Die Mindestgebühren für Bitcoin -Transaktionen wurden um 90 % gesenkt. Diese Nachricht kommt inmitten der Debatten darüber, wofür sich Bitcoin am besten eignet. Einige halten ihn für besser geeignet für alltägliche Zahlungen, während andere weiterhin davon überzeugt sind, dass er die Voraussetzungen für einen Wertspeicher erfüllt.

In den letzten Jahren haben einige Enthusiasten die Ansicht geäußert, dass Bitcoin kein gewöhnliches digitales Asset mehr sei, da sein Wert seit seiner Einführung recht stabil geblieben ist. Um Bitcoin attraktiver zu machen, können Nutzer des größten Kryptonetzwerks ihre Transaktionen nun für nur 0,1 Satoshi pro virtuellem Byte (sat/vByte) abwickeln. Ein Satoshi ist die kleinste Einheit von Bitcoin; ein Satoshi entspricht derzeit etwa 0,00000001 BTC.
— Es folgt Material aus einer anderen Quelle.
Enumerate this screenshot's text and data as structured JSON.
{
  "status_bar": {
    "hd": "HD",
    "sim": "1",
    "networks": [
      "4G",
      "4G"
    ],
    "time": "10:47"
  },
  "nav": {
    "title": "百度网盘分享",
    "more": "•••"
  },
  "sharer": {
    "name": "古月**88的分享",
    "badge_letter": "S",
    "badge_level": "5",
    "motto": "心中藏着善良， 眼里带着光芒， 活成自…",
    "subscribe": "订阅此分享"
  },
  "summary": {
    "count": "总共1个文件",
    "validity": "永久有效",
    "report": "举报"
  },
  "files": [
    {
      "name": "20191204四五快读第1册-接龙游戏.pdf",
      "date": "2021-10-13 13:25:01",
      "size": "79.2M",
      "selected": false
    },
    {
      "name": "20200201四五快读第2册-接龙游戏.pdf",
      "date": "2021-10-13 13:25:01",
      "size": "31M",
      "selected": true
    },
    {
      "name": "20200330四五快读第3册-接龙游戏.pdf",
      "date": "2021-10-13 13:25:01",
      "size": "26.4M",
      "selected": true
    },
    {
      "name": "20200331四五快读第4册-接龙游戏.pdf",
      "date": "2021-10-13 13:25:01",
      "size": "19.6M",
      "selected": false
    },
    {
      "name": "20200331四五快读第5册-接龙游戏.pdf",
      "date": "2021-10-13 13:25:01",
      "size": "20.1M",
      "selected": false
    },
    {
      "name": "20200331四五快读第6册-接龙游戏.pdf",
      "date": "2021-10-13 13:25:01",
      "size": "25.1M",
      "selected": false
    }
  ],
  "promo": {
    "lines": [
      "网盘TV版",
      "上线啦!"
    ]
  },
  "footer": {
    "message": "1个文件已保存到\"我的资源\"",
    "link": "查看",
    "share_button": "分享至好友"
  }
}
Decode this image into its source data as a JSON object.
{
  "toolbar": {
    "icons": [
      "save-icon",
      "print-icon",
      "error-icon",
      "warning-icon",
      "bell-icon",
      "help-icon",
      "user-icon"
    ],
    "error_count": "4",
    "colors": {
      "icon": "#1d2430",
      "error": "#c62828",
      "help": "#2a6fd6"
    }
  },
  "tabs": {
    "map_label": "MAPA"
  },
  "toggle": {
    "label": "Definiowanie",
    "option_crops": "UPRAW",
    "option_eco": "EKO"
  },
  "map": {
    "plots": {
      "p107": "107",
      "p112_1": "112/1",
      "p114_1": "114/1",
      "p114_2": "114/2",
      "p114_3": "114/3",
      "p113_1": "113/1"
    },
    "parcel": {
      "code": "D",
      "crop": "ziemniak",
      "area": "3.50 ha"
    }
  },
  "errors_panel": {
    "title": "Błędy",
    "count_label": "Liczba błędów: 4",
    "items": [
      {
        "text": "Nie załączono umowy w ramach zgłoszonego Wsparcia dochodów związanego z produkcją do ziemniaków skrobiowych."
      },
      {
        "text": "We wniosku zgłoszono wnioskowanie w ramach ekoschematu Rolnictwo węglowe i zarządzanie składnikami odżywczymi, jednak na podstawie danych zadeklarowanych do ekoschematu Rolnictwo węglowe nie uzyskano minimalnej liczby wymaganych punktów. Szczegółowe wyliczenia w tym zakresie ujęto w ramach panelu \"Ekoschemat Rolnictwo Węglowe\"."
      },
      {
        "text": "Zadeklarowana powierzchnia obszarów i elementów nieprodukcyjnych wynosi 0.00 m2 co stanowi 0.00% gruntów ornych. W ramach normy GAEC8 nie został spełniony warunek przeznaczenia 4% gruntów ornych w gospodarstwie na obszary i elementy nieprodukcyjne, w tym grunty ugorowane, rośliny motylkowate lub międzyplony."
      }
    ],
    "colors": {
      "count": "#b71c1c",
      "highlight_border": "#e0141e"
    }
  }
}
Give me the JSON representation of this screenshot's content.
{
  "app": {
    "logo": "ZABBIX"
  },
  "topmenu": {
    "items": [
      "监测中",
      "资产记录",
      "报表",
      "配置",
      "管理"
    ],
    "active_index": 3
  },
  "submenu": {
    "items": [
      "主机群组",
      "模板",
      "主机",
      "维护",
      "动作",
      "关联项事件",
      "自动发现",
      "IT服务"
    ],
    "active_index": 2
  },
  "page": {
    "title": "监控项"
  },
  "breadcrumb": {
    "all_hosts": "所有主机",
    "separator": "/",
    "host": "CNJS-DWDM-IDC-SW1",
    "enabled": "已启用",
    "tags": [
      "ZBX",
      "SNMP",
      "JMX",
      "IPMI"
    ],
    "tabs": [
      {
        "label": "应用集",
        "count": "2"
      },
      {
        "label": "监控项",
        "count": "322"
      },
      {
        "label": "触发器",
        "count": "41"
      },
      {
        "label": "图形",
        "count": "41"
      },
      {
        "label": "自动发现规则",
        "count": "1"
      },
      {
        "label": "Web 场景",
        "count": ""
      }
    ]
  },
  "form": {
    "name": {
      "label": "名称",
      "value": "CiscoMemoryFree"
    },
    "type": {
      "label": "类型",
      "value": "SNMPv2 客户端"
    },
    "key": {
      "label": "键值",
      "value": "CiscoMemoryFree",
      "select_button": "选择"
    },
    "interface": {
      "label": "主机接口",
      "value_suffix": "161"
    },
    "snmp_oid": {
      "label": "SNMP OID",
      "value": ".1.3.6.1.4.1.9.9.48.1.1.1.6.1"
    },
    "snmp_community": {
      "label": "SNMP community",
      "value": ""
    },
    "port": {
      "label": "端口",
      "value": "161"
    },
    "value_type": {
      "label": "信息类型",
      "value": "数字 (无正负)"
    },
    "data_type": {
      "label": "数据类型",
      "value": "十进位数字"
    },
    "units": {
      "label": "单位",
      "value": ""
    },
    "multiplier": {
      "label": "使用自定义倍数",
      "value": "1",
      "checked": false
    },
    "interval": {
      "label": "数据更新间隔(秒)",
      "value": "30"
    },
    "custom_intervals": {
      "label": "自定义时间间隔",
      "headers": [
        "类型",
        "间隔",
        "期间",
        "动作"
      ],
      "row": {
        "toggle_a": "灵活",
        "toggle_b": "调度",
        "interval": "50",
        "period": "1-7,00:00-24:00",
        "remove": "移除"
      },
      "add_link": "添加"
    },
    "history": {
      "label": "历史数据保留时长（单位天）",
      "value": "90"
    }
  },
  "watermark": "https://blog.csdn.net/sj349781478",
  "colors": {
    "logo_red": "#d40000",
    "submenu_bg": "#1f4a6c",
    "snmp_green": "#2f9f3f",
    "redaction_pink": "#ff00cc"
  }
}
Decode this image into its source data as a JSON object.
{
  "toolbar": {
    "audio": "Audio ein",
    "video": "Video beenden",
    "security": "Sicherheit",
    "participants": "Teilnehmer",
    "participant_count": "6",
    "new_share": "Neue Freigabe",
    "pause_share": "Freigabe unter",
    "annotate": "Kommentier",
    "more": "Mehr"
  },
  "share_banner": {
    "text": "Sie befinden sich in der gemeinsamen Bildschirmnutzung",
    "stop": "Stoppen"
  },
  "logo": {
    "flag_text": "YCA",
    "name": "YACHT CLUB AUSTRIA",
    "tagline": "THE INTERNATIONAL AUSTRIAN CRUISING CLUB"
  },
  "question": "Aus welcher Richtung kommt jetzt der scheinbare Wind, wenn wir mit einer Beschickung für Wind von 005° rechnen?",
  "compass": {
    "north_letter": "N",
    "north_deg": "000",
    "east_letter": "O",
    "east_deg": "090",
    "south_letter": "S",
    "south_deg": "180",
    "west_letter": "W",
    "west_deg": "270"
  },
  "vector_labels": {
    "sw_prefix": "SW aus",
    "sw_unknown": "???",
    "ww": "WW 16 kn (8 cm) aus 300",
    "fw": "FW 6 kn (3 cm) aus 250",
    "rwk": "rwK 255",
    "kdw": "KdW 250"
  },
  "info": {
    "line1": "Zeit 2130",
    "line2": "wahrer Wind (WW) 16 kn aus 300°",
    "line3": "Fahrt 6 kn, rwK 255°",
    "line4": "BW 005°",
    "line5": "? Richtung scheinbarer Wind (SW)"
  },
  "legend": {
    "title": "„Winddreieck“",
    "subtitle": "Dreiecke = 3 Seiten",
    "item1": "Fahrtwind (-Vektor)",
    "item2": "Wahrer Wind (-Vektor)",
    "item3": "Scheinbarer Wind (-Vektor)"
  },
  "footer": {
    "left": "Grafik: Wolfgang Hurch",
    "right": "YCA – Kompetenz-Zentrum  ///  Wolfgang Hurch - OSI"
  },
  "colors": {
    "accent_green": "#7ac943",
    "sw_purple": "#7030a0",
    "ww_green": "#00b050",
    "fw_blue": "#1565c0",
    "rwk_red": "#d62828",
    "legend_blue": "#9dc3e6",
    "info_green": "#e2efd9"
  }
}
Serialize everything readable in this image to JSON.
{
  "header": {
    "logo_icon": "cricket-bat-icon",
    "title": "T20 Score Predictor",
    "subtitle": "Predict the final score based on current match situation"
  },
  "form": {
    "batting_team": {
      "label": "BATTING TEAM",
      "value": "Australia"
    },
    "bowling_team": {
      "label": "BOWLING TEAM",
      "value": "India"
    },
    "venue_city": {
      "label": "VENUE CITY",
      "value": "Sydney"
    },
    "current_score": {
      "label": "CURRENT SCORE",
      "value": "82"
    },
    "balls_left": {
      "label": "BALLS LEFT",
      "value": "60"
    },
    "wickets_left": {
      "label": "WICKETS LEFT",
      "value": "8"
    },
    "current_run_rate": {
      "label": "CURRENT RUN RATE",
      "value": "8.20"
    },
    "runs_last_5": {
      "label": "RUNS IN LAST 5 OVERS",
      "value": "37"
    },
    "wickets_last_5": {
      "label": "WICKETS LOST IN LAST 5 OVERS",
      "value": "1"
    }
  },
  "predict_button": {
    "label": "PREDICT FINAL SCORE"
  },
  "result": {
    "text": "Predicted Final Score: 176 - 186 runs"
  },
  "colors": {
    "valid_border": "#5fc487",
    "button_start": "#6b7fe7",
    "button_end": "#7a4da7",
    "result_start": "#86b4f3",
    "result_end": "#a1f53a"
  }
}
Die Mindesttransaktionsgebühr Bitcoin sinkt um 90 %

Laut bisherigen Aufzeichnungen müssen Miner üblicherweise 1 Satoshi/vByte als Mindestgebühr für die Verarbeitung ihrer Transaktionen zahlen. Da das führende Netzwerk für digitale Vermögenswerte jedoch seit einiger Zeit wenig Aktivität aufweist, haben die Miner beschlossen, die Mindestgebühr um 905 zu senken, um mehr Blöcke zur Blockchain hinzuzufügen. Dies bezieht sich auf das Gewicht einer Transaktion und deren Verarbeitungsgeschwindigkeit. Bei hoher Auslastung der Blockchain ist es in der Regel teurer, wenn Miner Ihre Transaktionen priorisieren.

Diese jüngste Entwicklung zeigt, dass die Nachfrage nach Blockspeicher drastisch gesunken ist. Anders ausgedrückt: Es werden nicht mehr so ​​viele Transaktionen durchgeführt wie früher, was die Miner dazu veranlasst, niedrigere Gebühren zu akzeptieren. Das Bitcoin Netzwerk wird hauptsächlich von Minern betrieben, die heute größtenteils aus industriellen Anlagen mit hochmodernen Computern bestehen, welche die Transaktionen im Netzwerk verarbeiten.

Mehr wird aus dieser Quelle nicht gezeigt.